Rahim ağzı kanseri, HPV aşısıyla 2050'den sonra bitebilir

AA
Sağlık Haberleri Gündem haberleri
Rahim ağzı kanseri, HPV aşısıyla 2050'den sonra bitebilir

Dünyada en sık görülen jinekolojik kanserlerden biri olan rahim ağzı (serviks) kanserinin HPV (İnsan-Human Papilloma Virüsü) aşısı ve erken teşhisle 2050 yılından sonra bitebileceği bildirildi.

Kadın Hastalıkları ve Doğum ile Jinekolojik Onkoloji Cerrahisi Uzmanı Prof. Dr. Veysel Şal, dünyada her yıl 500 bin yeni rahim ağzı kanseri hastası tanısı alındığını söyledi.

Bunların her yıl yaklaşık yüzde 50'sinin öldüğünü aktaran Şal, Türkiye'de de ortalama yıllık vaka sayısının ise 2 bin ile 2 bin 500 arasında olduğunu kaydetti.

Prof. Dr. Şal, rahim ağzı kanserini erken evrede engelleme ihtimalinin çok yüksek olduğunu, kanserden korumak için mutlaka belli yaşlarda kadınları aşılamak gerektiğinin dünyadaki global yaklaşım olarak bilindiğini dile getirerek, "Dünya Sağlık Örgütünün ve dünyadaki bütün derneklerin önerisi şu: Kadınlarımızın çoğunluğunu aşılayalım ve mutlaka bir HPV DNA testi yapalım. En azından öncü lezyonların tedavilerini yaparak kanser olmasını engelleyelim.

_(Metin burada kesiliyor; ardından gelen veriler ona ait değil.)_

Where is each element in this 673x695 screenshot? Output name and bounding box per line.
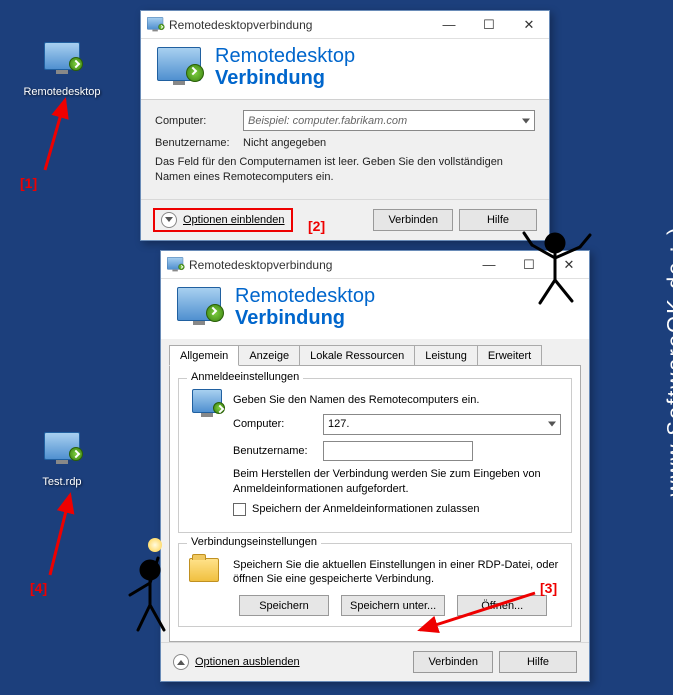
header-title: Remotedesktop Verbindung [215,45,355,89]
rdc-window-compact: Remotedesktopverbindung — ☐ ✕ Remotedesk… [140,10,550,241]
tab-lokale-ressourcen[interactable]: Lokale Ressourcen [299,345,415,365]
titlebar[interactable]: Remotedesktopverbindung — ☐ ✕ [141,11,549,39]
window-title: Remotedesktopverbindung [189,258,469,272]
tab-leistung[interactable]: Leistung [414,345,478,365]
connect-button[interactable]: Verbinden [373,209,453,231]
minimize-button[interactable]: — [429,11,469,39]
footer: Optionen ausblenden Verbinden Hilfe [161,642,589,681]
computer-combo[interactable]: Beispiel: computer.fabrikam.com [243,110,535,131]
help-button[interactable]: Hilfe [499,651,577,673]
rdp-file-icon [42,432,82,472]
annotation-arrow-4 [40,490,100,580]
show-options-label: Optionen einblenden [183,214,285,226]
header-line2: Verbindung [235,307,375,329]
open-button[interactable]: Öffnen... [457,595,547,616]
cred-note: Beim Herstellen der Verbindung werden Si… [233,467,561,497]
header-line1: Remotedesktop [235,285,375,307]
connection-settings-text: Speichern Sie die aktuellen Einstellunge… [233,558,561,588]
folder-icon [189,554,225,617]
computer-value: 127. [328,418,349,430]
header-title: Remotedesktop Verbindung [235,285,375,329]
computer-label: Computer: [233,418,323,430]
annotation-1: [1] [20,175,37,191]
login-prompt: Geben Sie den Namen des Remotecomputers … [233,393,561,408]
connect-button[interactable]: Verbinden [413,651,493,673]
save-creds-label: Speichern der Anmeldeinformationen zulas… [252,503,479,515]
computer-placeholder: Beispiel: computer.fabrikam.com [248,115,407,127]
show-options-toggle[interactable]: Optionen einblenden [153,208,293,232]
header-band: Remotedesktop Verbindung [141,39,549,99]
group-legend: Verbindungseinstellungen [187,536,321,548]
app-icon [147,17,163,33]
tabs: Allgemein Anzeige Lokale Ressourcen Leis… [169,345,581,366]
username-value: Nicht angegeben [243,137,326,149]
annotation-2: [2] [308,218,325,234]
header-line1: Remotedesktop [215,45,355,67]
help-button[interactable]: Hilfe [459,209,537,231]
computer-icon [189,389,225,522]
maximize-button[interactable]: ☐ [509,251,549,279]
desktop-icon-testrdp[interactable]: Test.rdp [22,432,102,488]
minimize-button[interactable]: — [469,251,509,279]
hide-options-label: Optionen ausblenden [195,656,300,668]
desktop-icon-remotedesktop[interactable]: Remotedesktop [22,42,102,98]
footer: Optionen einblenden Verbinden Hilfe [141,199,549,240]
chevron-down-icon [522,118,530,123]
tab-anzeige[interactable]: Anzeige [238,345,300,365]
save-creds-checkbox[interactable] [233,503,246,516]
lightbulb-icon [148,538,162,552]
save-as-button[interactable]: Speichern unter... [341,595,445,616]
expand-icon [161,212,177,228]
save-button[interactable]: Speichern [239,595,329,616]
group-connection-settings: Verbindungseinstellungen Speichern Sie d… [178,543,572,628]
rdc-logo-icon [155,47,203,87]
tab-allgemein[interactable]: Allgemein [169,345,239,366]
group-legend: Anmeldeeinstellungen [187,371,303,383]
watermark: www.SoftwareOK.de :-) [663,225,673,496]
maximize-button[interactable]: ☐ [469,11,509,39]
username-label: Benutzername: [155,137,243,149]
desktop-icon-label: Test.rdp [22,476,102,488]
titlebar[interactable]: Remotedesktopverbindung — ☐ ✕ [161,251,589,279]
tab-erweitert[interactable]: Erweitert [477,345,542,365]
username-input[interactable] [323,441,473,461]
rdp-icon [42,42,82,82]
rdc-logo-icon [175,287,223,327]
header-band: Remotedesktop Verbindung [161,279,589,339]
app-icon [167,257,183,273]
computer-label: Computer: [155,115,243,127]
group-login-settings: Anmeldeeinstellungen Geben Sie den Namen… [178,378,572,533]
annotation-4: [4] [30,580,47,596]
rdc-window-expanded: Remotedesktopverbindung — ☐ ✕ Remotedesk… [160,250,590,682]
close-button[interactable]: ✕ [549,251,589,279]
desktop-icon-label: Remotedesktop [22,86,102,98]
empty-name-note: Das Feld für den Computernamen ist leer.… [155,155,535,185]
username-label: Benutzername: [233,445,323,457]
hide-options-toggle[interactable]: Optionen ausblenden [173,654,300,670]
computer-combo[interactable]: 127. [323,414,561,435]
collapse-icon [173,654,189,670]
annotation-arrow-1 [30,95,90,175]
body-area: Computer: Beispiel: computer.fabrikam.co… [141,100,549,199]
window-title: Remotedesktopverbindung [169,18,429,32]
chevron-down-icon [548,422,556,427]
header-line2: Verbindung [215,67,355,89]
close-button[interactable]: ✕ [509,11,549,39]
annotation-3: [3] [540,580,557,596]
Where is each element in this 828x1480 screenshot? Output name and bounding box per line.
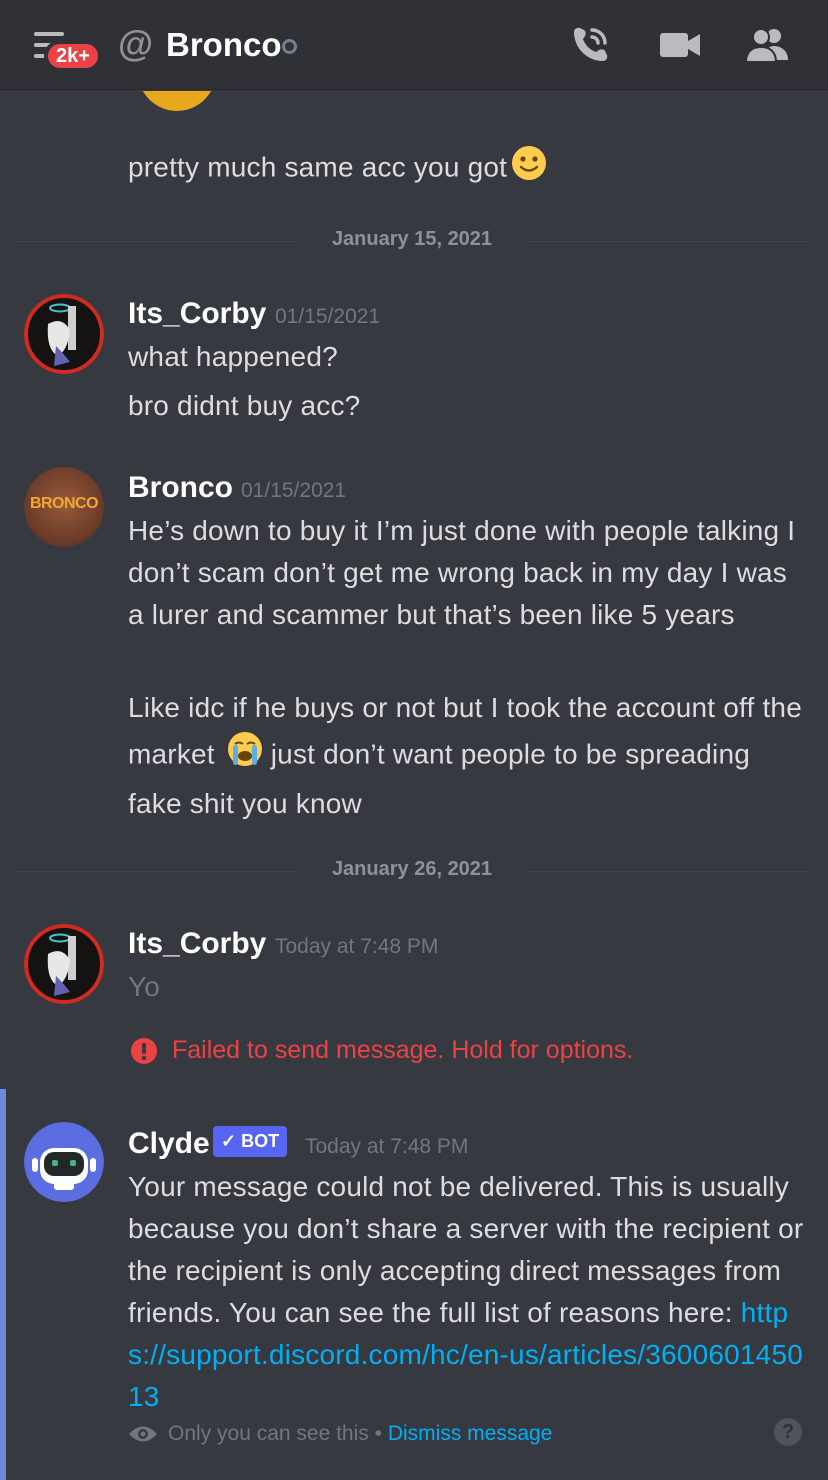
message-text: just don’t want people to be spreading f…: [128, 738, 751, 819]
date-divider: January 15, 2021: [16, 226, 808, 256]
loudly-crying-emoji: [227, 731, 263, 781]
message-timestamp: 01/15/2021: [241, 479, 347, 502]
date-divider-label: January 15, 2021: [331, 228, 493, 250]
message-author[interactable]: Its_Corby: [128, 924, 266, 964]
video-camera-icon[interactable]: [656, 24, 702, 66]
message-list[interactable]: pretty much same acc you got January 15,…: [0, 91, 828, 1480]
avatar[interactable]: [24, 1122, 104, 1202]
avatar[interactable]: [24, 924, 104, 1004]
send-failed-text: Failed to send message. Hold for options…: [172, 1036, 634, 1064]
phone-call-icon[interactable]: [568, 24, 614, 66]
message-timestamp: Today at 7:48 PM: [305, 1135, 469, 1158]
message-content: Your message could not be delivered. Thi…: [128, 1166, 808, 1418]
message-author[interactable]: Clyde: [128, 1124, 210, 1164]
avatar[interactable]: BRONCO: [24, 467, 104, 547]
channel-header: 2k+ @ Bronco: [0, 0, 828, 90]
help-icon[interactable]: ?: [774, 1418, 802, 1446]
avatar-logo-text: BRONCO: [29, 495, 99, 512]
message-text: bro didnt buy acc?: [128, 390, 361, 421]
message-text: He’s down to buy it I’m just done with p…: [128, 515, 796, 630]
message-timestamp: 01/15/2021: [275, 305, 381, 328]
message-text: pretty much same acc you got: [128, 151, 508, 183]
message-content: pretty much same acc you got: [128, 145, 808, 193]
message-text-unsent[interactable]: Yo: [128, 966, 808, 1008]
avatar[interactable]: [138, 91, 216, 111]
ephemeral-indicator-bar: [0, 1089, 6, 1480]
message-text: what happened?: [128, 341, 338, 372]
bot-tag: ✓ BOT: [213, 1126, 288, 1157]
date-divider: January 26, 2021: [16, 856, 808, 886]
channel-title[interactable]: Bronco: [166, 24, 282, 66]
eye-icon: [129, 1426, 157, 1442]
separator-dot: •: [374, 1422, 382, 1445]
at-icon: @: [118, 23, 154, 64]
members-icon[interactable]: [744, 24, 790, 66]
message-content: Like idc if he buys or not but I took th…: [128, 685, 808, 827]
slightly-smiling-emoji: [511, 145, 547, 193]
message-author[interactable]: Its_Corby: [128, 294, 266, 334]
notification-badge: 2k+: [44, 40, 102, 72]
avatar[interactable]: [24, 294, 104, 374]
message-timestamp: Today at 7:48 PM: [275, 935, 439, 958]
dismiss-message-link[interactable]: Dismiss message: [388, 1422, 553, 1445]
status-offline-icon: [282, 39, 297, 54]
message-text: Your message could not be delivered. Thi…: [128, 1171, 804, 1328]
ephemeral-note: Only you can see this • Dismiss message: [128, 1417, 808, 1451]
alert-circle-icon: [131, 1038, 157, 1064]
ephemeral-note-text: Only you can see this: [168, 1422, 369, 1445]
date-divider-label: January 26, 2021: [331, 858, 493, 880]
message-author[interactable]: Bronco: [128, 468, 233, 508]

Rahim ağzı önlenebilir bir kanser... Tarama testini, aşıyı yaptıralım ve kanserin önüne geçelim. 2030 yılında böyle bir ön politikamız var ama 2050-2100 yıllarında artık ülke ve dünyada rahim ağzı kanserini görmeyeceğiz. Aynı çiçek virüsü gibi olacak." diye konuştu.

Toplam 160 ülkenin bu aşılamayı yaptığını belirten Şal, 50'ye yakın ülkede aynı zamanda erkeklerin de aşılandığını söyledi.

Prof. Dr. Şal, sigaranın da rahim ağzı kanserine yakalanmada ciddi risk faktörü olduğuna işaret ederek, HPV DNA testinin Toplum Sağlığı Merkezlerinde ücretsiz yapıldığını bildirdi.

"Rahim ağzı kanseri olan kadınlar hamile kalabilir"

Kadın Hastalıkları ve Doğum Uzmanı Doç. Dr. Taha Takmaz ise rahim ağzı kanserinde hastaların sıklıkla anormal kanama şikayetiyle başvurduklarını belirtti.

Bunun dışında kitlenin çok büyük olmasına bağlı bazı bulgular görüldüğünü dile getiren Takmaz, "Sıklıkla biz bu hastaları yaptığımız smear taramalarındaki anormal sonuçlarla teşhis ederiz. Tedavi süreci de bu şekilde başlar." dedi.

Kadınların bir anda rahim ağzı kanseri olmadığına dikkati çeken Doç. Dr. Takmaz, şöyle devam etti:

"Rahim ağzı kanserinde daha erken evre aşamaları da mevcut. Bunun belli aşamalarında biz gerekli müdahaleleri yaparak sadece rahim ağzını çıkararak hastanın ilerleyen dönemde hamile kalabilmesini sağlıyoruz. Ancak başlayan bir rahim ağzı kanserinde onun tabii ki çevre dokularla ilişkisi, evresi belirleyici oluyor. Mümkünse, bu aşamaya, ilerlemeden daha hücre içi seviyedeyken, bunun önleyici tedavilerini almak ve gerekirse cerrahi bir şekilde müdahale etmek gerekir."

Doç. Dr. Takmaz, rahim ağzı kanserinin HPV virüsü aracılığıyla meydana geldiğini, bu virüsün iyi bir şekilde taranması ve koruyucu tedavisinin geliştirilmesi halinde hastalığın bertaraf edilebileceğini kaydetti.

Bu konuda günümüzde kullanılan HPV aşılarının ön plana çıktığına işaret eden Takmaz, "Şu anda ülkemizde rahim ağzı kanserine karşı, yaklaşık 2 yıldır mevcut olan, 9'lu alt tipe karşı koruyan bir aşı mevcut. Bu aşı, kadını en sık genital siğil ve en sık rahim ağzı kanseri yapan tiplere karşı koruyor. Bu aşıyı 9-45 yaş arasındaki üreme çağındaki tüm kadın ve erkeklere tavsiye ediyoruz. Aşıyla hem genital siğil hem rahim ağzı kanserinin yüzde 90'ına karşı bir koruyuculuk elde edebiliriz." diye konuştu.